Das ist ganz aus dem Leben gegriffen und das Erstaunliche ist, wenn man die weiteren Zeichnungen betrachtet, daß die Mittel der Marie Marcks eigentlich keine zugespitzten mit wer weiß welchen hochpolitischen Aussagen sind, sondern Alltagserfahrungen in einen sprachlich präzisen Kontext gesetzt werden, wo die Zeichnung die Aussage unterstützt, aber sich auch an den Texten allein ein intellektuelles und gesellschaftliches Vergnügen einstellt.

 

 

Bis 21. Oktober 2012

 

Katalog: Nein, ein Katalog zur Ausstellung ist der Marie Marcks gewidmete Band

„Meister der komischen Kunst. Marie Marcks“ – auf dem Titel 'komisch' kleingeschrieben, innen groß „Komisch“, wir wissen die Schreibung auch nie so genau – aus dem Verlag Antje Kunstmann, die gesamte Reihe wird von WP Fahrenberg herausgegeben, ein Katalog zur umfangreichsten Ausstellung ist das also nicht.
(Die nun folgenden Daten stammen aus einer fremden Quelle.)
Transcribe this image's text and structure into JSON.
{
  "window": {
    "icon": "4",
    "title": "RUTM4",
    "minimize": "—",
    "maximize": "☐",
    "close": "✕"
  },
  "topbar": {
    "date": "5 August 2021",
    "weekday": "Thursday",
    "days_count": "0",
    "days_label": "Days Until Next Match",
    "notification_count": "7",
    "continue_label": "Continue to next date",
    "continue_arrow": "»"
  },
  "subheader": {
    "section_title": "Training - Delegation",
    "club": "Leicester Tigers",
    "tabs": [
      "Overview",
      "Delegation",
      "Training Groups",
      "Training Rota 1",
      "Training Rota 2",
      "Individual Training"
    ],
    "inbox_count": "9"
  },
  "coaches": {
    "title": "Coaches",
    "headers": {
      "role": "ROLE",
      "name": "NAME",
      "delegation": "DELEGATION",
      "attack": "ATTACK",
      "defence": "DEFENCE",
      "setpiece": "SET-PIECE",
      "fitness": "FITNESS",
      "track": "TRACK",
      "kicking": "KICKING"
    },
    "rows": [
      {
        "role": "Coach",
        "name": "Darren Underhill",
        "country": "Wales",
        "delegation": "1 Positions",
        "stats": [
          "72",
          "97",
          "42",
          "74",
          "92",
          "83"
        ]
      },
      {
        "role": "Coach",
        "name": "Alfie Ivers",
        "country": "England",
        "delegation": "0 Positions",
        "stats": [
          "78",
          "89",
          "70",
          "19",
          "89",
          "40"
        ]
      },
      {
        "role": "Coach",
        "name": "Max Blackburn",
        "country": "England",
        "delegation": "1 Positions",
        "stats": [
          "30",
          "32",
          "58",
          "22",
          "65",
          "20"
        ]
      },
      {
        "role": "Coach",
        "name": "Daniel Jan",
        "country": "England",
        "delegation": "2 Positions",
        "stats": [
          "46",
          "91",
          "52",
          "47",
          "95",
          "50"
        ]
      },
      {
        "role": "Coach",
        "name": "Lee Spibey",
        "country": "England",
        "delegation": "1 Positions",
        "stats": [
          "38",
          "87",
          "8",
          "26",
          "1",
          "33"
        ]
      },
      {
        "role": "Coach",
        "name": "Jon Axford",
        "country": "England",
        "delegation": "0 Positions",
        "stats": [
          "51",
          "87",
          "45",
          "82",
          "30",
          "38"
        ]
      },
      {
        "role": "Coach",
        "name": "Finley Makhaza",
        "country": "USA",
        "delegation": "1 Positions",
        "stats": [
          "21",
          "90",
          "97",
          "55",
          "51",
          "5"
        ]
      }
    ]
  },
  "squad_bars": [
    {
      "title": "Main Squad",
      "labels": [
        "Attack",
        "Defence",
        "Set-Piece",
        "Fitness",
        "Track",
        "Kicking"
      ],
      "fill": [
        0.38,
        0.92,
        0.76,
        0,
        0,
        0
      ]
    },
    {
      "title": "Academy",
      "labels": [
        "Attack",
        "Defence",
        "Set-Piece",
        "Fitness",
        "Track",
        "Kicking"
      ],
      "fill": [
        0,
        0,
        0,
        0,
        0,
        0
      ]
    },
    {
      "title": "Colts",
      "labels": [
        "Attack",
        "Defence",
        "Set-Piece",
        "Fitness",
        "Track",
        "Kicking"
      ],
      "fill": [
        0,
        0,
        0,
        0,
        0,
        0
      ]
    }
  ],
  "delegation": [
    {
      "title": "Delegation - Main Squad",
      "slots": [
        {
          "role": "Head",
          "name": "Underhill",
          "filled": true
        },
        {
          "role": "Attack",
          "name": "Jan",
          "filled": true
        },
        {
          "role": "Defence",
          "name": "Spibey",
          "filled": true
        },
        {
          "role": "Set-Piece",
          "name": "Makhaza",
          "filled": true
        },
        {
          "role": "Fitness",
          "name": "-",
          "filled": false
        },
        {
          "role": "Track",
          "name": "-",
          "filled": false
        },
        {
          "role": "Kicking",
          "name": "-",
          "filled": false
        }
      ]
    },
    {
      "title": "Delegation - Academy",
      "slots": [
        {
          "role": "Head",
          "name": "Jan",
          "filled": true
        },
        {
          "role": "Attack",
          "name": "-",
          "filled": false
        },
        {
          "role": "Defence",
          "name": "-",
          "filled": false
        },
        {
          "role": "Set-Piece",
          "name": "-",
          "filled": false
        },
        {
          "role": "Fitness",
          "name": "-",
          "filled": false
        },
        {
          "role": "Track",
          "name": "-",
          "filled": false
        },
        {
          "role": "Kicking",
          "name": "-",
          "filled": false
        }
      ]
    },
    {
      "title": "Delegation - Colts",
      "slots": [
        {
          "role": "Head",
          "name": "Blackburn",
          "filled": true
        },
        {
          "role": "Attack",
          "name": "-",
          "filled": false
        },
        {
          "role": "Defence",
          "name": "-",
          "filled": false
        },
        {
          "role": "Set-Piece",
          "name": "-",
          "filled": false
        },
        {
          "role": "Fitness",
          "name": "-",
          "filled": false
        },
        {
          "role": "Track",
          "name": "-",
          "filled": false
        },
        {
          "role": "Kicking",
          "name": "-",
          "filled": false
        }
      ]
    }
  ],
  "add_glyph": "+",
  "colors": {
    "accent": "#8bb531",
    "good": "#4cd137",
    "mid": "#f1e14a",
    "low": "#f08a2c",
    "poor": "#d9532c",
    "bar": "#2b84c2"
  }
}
Der wäre wohl zu teuer gekommen und so sind wir mit dem Handbuch zufrieden - bis auf die Tatsache, daß die Jahreszahlen zu den Karikaturen fehlen -, haben allerdings nicht überprüft, ob alle darin vorkommenden Zeichnungen auch in der Ausstellung hängen. Umgekehrt wird ein Schuh daraus, in der Ausstellung sind reihenweise Blätter, die wir hier nicht finden, durchaus aber in anderen im Kunstmann Verlag erschienenen Büchern, wie vor allem „Marie, es brennt!“, dessen insgesamt 188 Originale des ersten Teiles in der Ausstellung im Zwischengeschoß gezeigt werden, wobei das Besondere ist, daß jedes im Buch gedruckte Blatt hier zwei Vorlagen hat: links die Zeichnung separiert und rechts die Texte an den Stellen, wo sie später unter oder in den Bildern erscheinen Darunter auch das Blatt, das sie 1928, mit sechs Jahren also malt, das mit Buntstiften manierlich ein Schiff zeigt und das Rettungsboot in Aktion, signiert mit Bebi, ihrem Kosewort bis heute.